The New York Times a couple of weekends ago had a piece on a show at the Smithsonian on bike history.
The bike has an interesting place in the history of industrial production and consumer capitalism, in addition to being interesting as pure technology.
It also figures in our culture and the ways we symbolize anxiety about change.
One of the items referenced in the
Times piece was this sheet music, dedicated to the
League of American Wheelmen.
The piece doesn't discuss the sheet music directly, but it's another fascinating cultural text.
I read it, I think, very differently than it was intended.
I read it as a woman on bike fleeing a "scorcher," a man speeding and reckless on his bike - and very possibly a predatory or otherwise threatening man, one whose company she does not necessarily relish. Even though the composer is George Rosey, the type and design on the cover suggests the woman might be named Rosey and the man her scorcher.
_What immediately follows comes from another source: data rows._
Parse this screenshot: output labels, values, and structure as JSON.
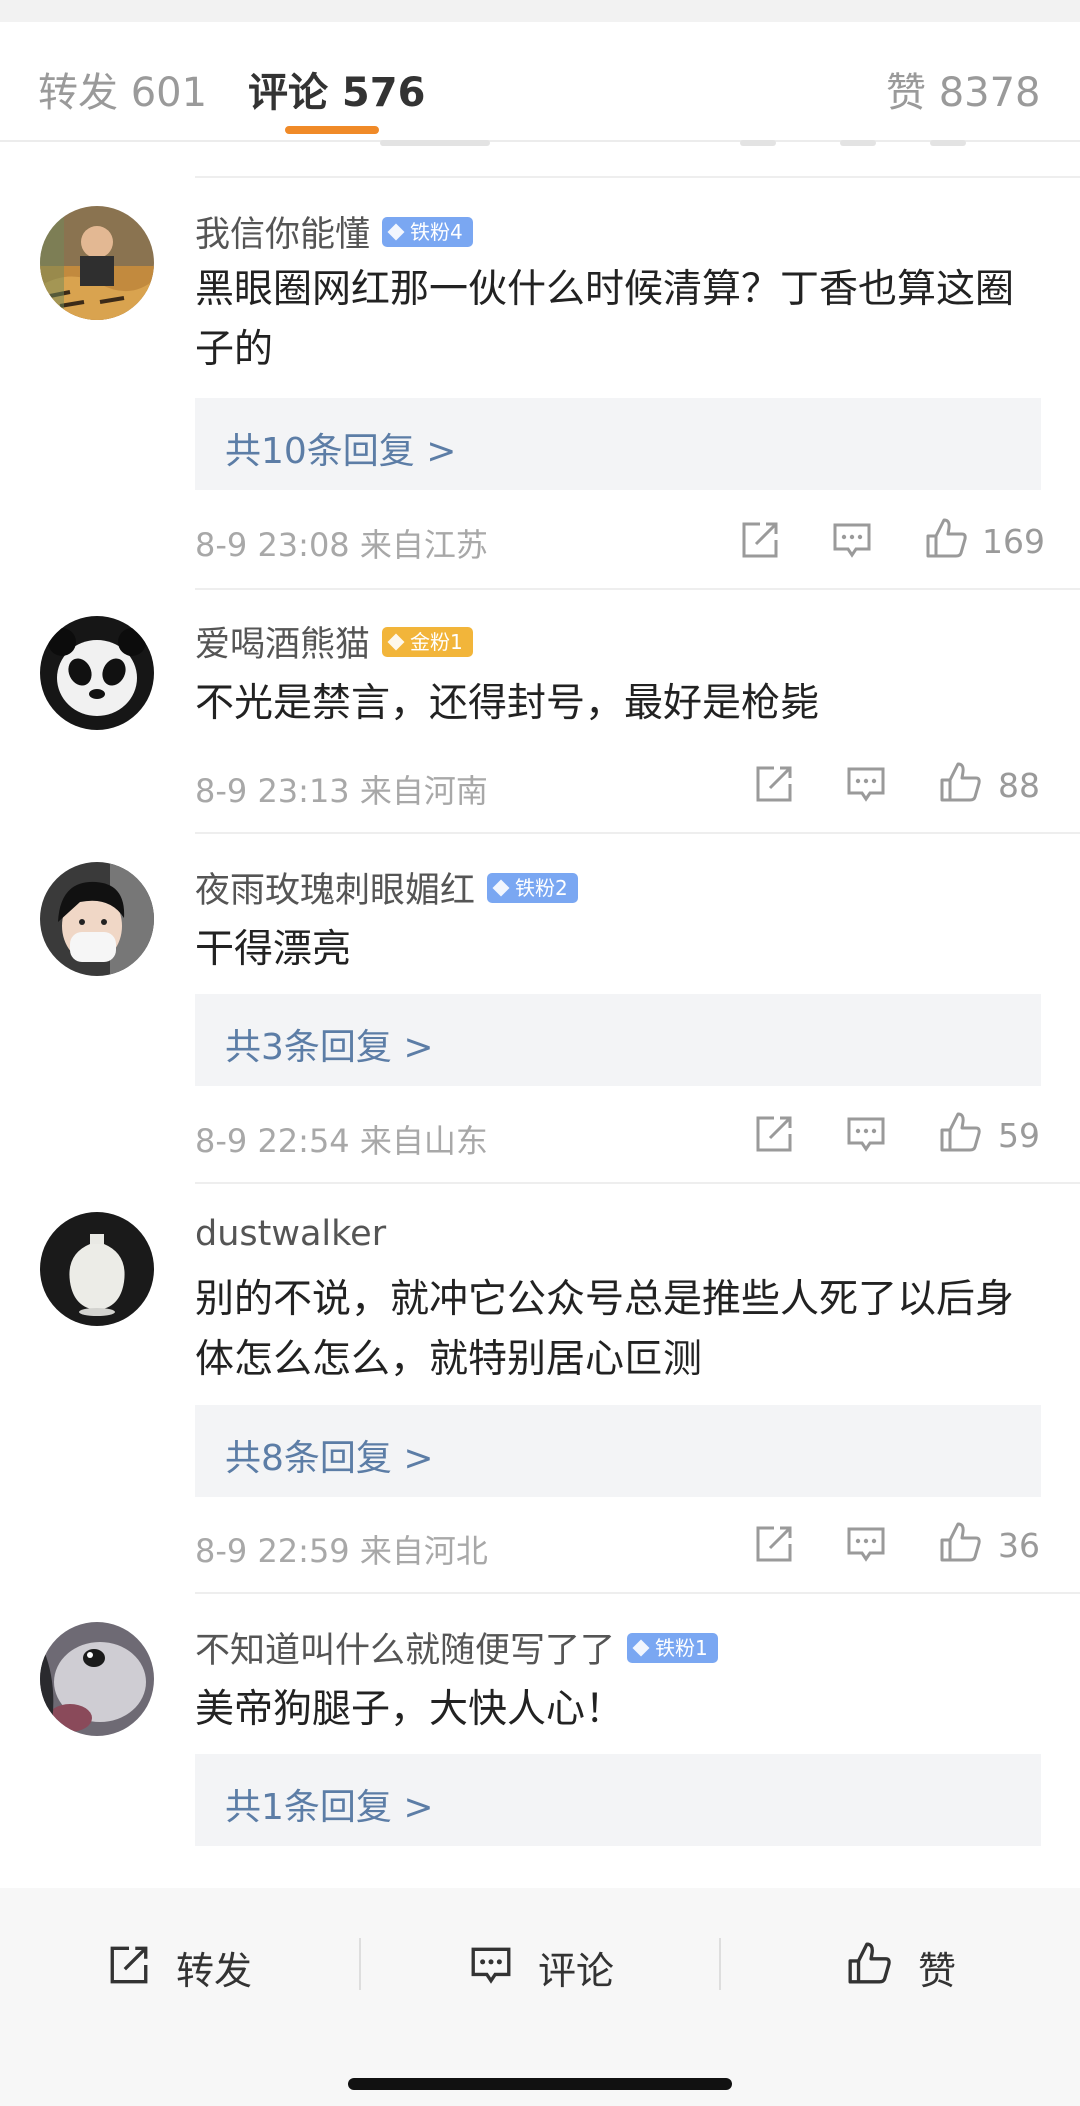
{
  "tabs": {
    "repost": "转发 601",
    "comments": "评论 576",
    "likes": "赞 8378"
  },
  "comments": [
    {
      "username": "我信你能懂",
      "badge": "铁粉4",
      "badge_type": "iron",
      "text": "黑眼圈网红那一伙什么时候清算？丁香也算这圈子的",
      "replies": "共10条回复 >",
      "time": "8-9 23:08",
      "location": "来自江苏",
      "likes": "169"
    },
    {
      "username": "爱喝酒熊猫",
      "badge": "金粉1",
      "badge_type": "gold",
      "text": "不光是禁言，还得封号，最好是枪毙",
      "time": "8-9 23:13",
      "location": "来自河南",
      "likes": "88"
    },
    {
      "username": "夜雨玫瑰刺眼媚红",
      "badge": "铁粉2",
      "badge_type": "iron",
      "text": "干得漂亮",
      "replies": "共3条回复 >",
      "time": "8-9 22:54",
      "location": "来自山东",
      "likes": "59"
    },
    {
      "username": "dustwalker",
      "text": "别的不说，就冲它公众号总是推些人死了以后身体怎么怎么，就特别居心叵测",
      "replies": "共8条回复 >",
      "time": "8-9 22:59",
      "location": "来自河北",
      "likes": "36"
    },
    {
      "username": "不知道叫什么就随便写了了",
      "badge": "铁粉1",
      "badge_type": "iron",
      "text": "美帝狗腿子，大快人心！",
      "replies": "共1条回复 >"
    }
  ],
  "bottom": {
    "repost": "转发",
    "comment": "评论",
    "like": "赞"
  },
  "colors": {
    "accent": "#f08a28",
    "link": "#5c7da6",
    "iron_badge": "#7aa7f2",
    "gold_badge": "#f2b53a"
  },
  "icons": [
    "share-icon",
    "comment-icon",
    "like-icon"
  ]
}
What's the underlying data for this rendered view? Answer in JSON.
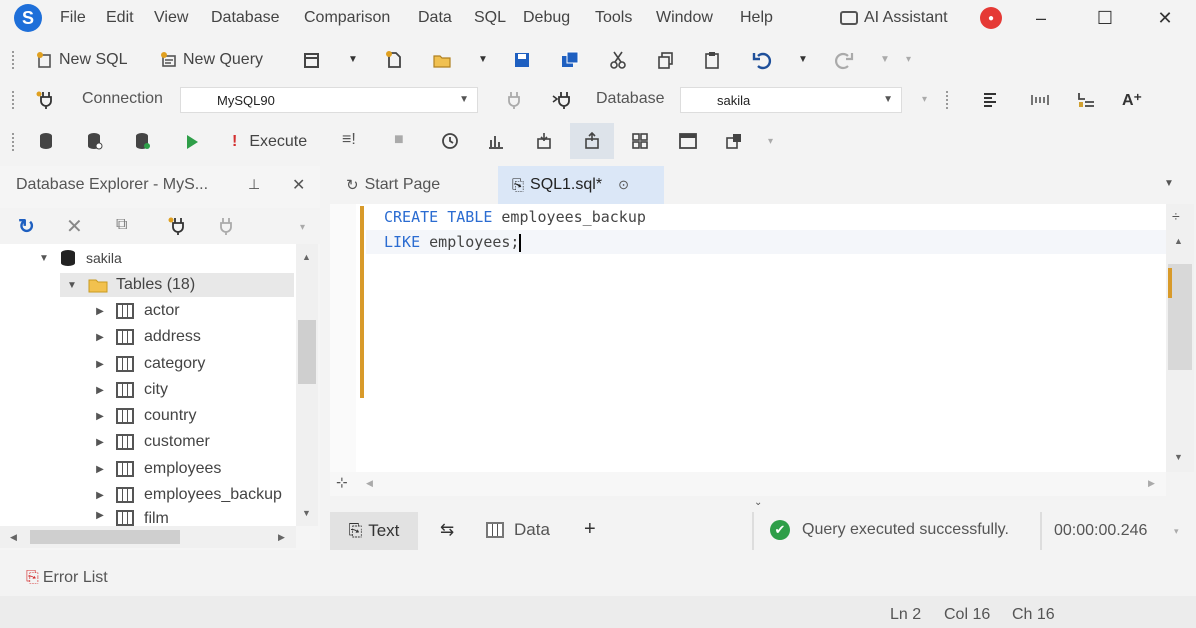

It is possible the woman herself is scorching, and it is possible she is flirting with the man, playing coy and fleeing rather than fearfully fleeing. It may not be possible to say for sure.
But even though it is only a little more than a century old, it still is a text and set of images very difficult to read today.
A similar image is in a national tobacco ad. Here it seems unquestionable that the Scorcher is a woman speeding and riding recklessly. (It could also point to the origin of the epithet "battle axe" for an uptight or powerful woman - maybe there's a Temperance subtext, too.)
There's clearly a sense in which "uppity" women riding under their own power need to be belittled and put in their place. The potentially independent woman was a threat to the patriarchy!
(Maybe you have other readings of the imagery? I don't think there's one single reading that is right and complete by itself.)